On pouvait également se mettre à l'heure catalane et découvrir le projet vinicole de poche de Dominik Huber: Terroir al Limit. 6 hectares de vignes autour de la ville de Torroja dans le Priorat. Composés majoritairement de vieux Carignans plantés en altitude et sur des versants nord. Le résultat est prodigieux et singulier. Moins riche et capiteux que ses grands frères de Gratallops, site le plus haut et le plus aride de la "DOCa" catalane, berceau du Clos Mogador, de la Finca Dofi, du Clos de L'Obac and co...Terroir al Limit: des vins au degrés maitrisé, soyeux, au fruité délicat, évocateur et on pourrait s'y perdre, de la grande Bourgogne vinicole. Du 21, parlons en d'ailleurs, car il y avait du monde devant le stand de Sylvain Pataille. On s'y pressait pour déguster son Marsannay, devenu la coqueluche de la bistronomie parisienne. Des jolis Pinots, on pouvait aussi en croiser chez les Barthelmé, du Domaine Albert Mann, en Alsace. Région qui s'affirme de plus en plus comme un grand terroir à rouge...Global warming, isn't it? Sans surprise par contre, les blancs 2016 des Barthelmé sont au rendez-vous et ils gomment tout effet millésime: droits, purs et cristallins! Des mots qu'on pourrait aussi prononcés, en posant son verre de "Grotte di Sole" 2016 signé par Jean-Batpiste Arena, le fils aîné d'Antoine. Dans la famille, il y a aussi le cadet, Antoine-Marie, qui revendique un style plus nature mais maîtrisé. les "Aren' " de Patrimonio: le grand et beau coup de calcaire corse. 

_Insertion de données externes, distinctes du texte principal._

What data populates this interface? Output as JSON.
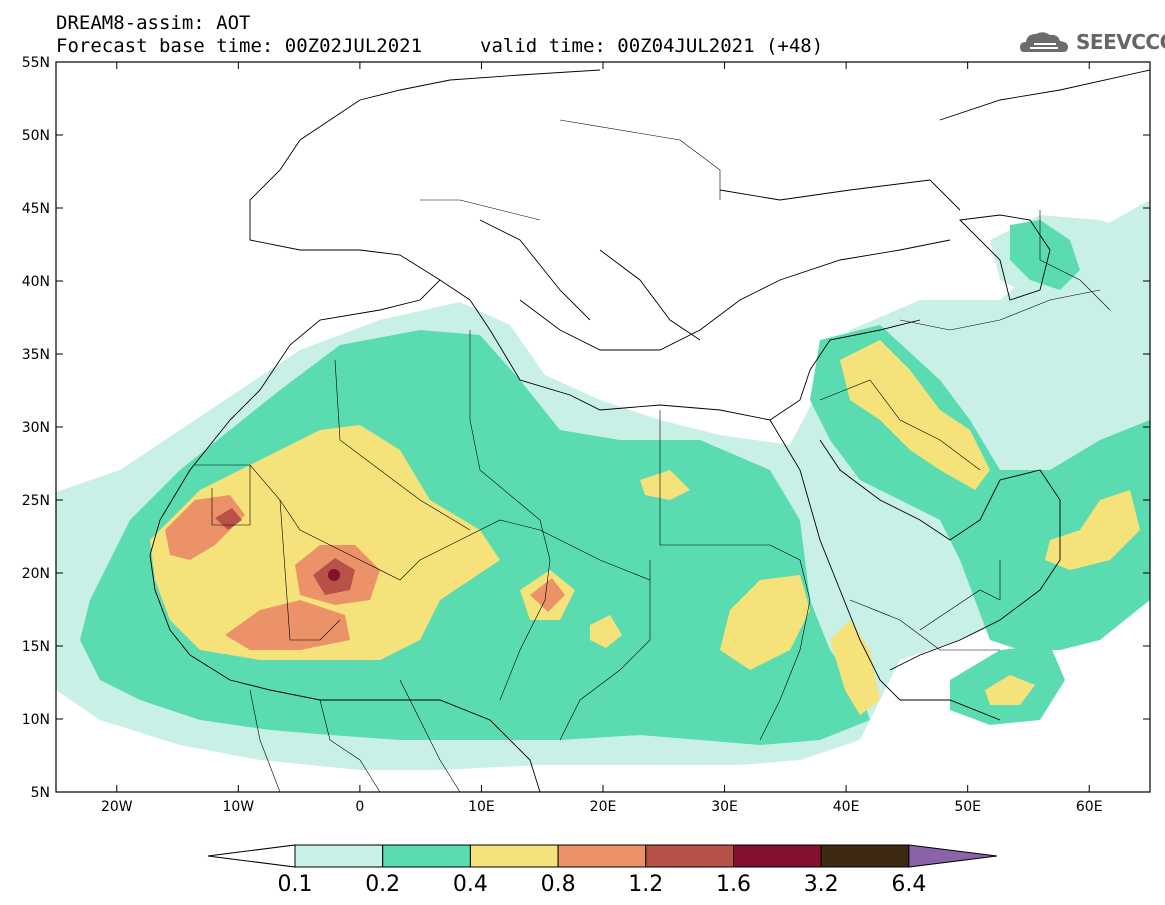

"Bordeaux is back"...c'est le message marketé et martelé par le CIVB (comité interprofessionnel des vins de Bordeaux) pour réconcilier leur vignoble avec une génération entière d'amateurs fâchés. Christophe Pueyo, vigneron libournais, présent sur le salon, préfère se détacher de ces querelles. À son stand, on pouvait découvrir de très jolis vins issus de Merlot et Cabernet Franc. Des vins qui donnent une vraie et bonne raison de se réconcilier avec Bordeaux* (*: si vous êtes fâchés, bien-sûr)! Un peu plus loin, on pouvait retrouver Geneviève de Groot et Gilles Azam du Domaine Les Hautes Terres proche de Limoux. Le couple présentait deux vins blancs, dont la cuvée "Louis". Chardonnay tendu et racé, avec ce  petit arrondi apporté par une faible proportion de chenin. Quand on cite Limoux, difficile de ne pas penser aux bulles produites en masse dans ce coin de l'Aude. La cuvée "Joséphine", méthode traditionnelle non dosée, est une élégante proposition pour vos prochaines envies effervescentes, NB!

Je pourrais continuer à relater les autres vins et leurs amis respectifs mais la liste est exhaustive. Le soir-même, les vignerons et quelques invités se sont retrouvés à table pour célébrer leur unité et leur amitié. Charlotte a reçu, des mains d'Antoine Gerbelle, commissionné pour l'occasion, l'ordre du mérite agricole. Juste récompense pour celle qui, avec le soutien de Jean-Baptiste, a su redynamiser le vignoble de Minervois. Le lendemain, il y a eu le "Day 2" de Verchant. Beaucoup de visiteurs encore, preuve irréfutable de tout l'intérêt que portent les professionnels (Importateurs, distributeurs, restaurateurs, cavistes...) aux grands vins de cette sympathique  et talentueuse bande de copains.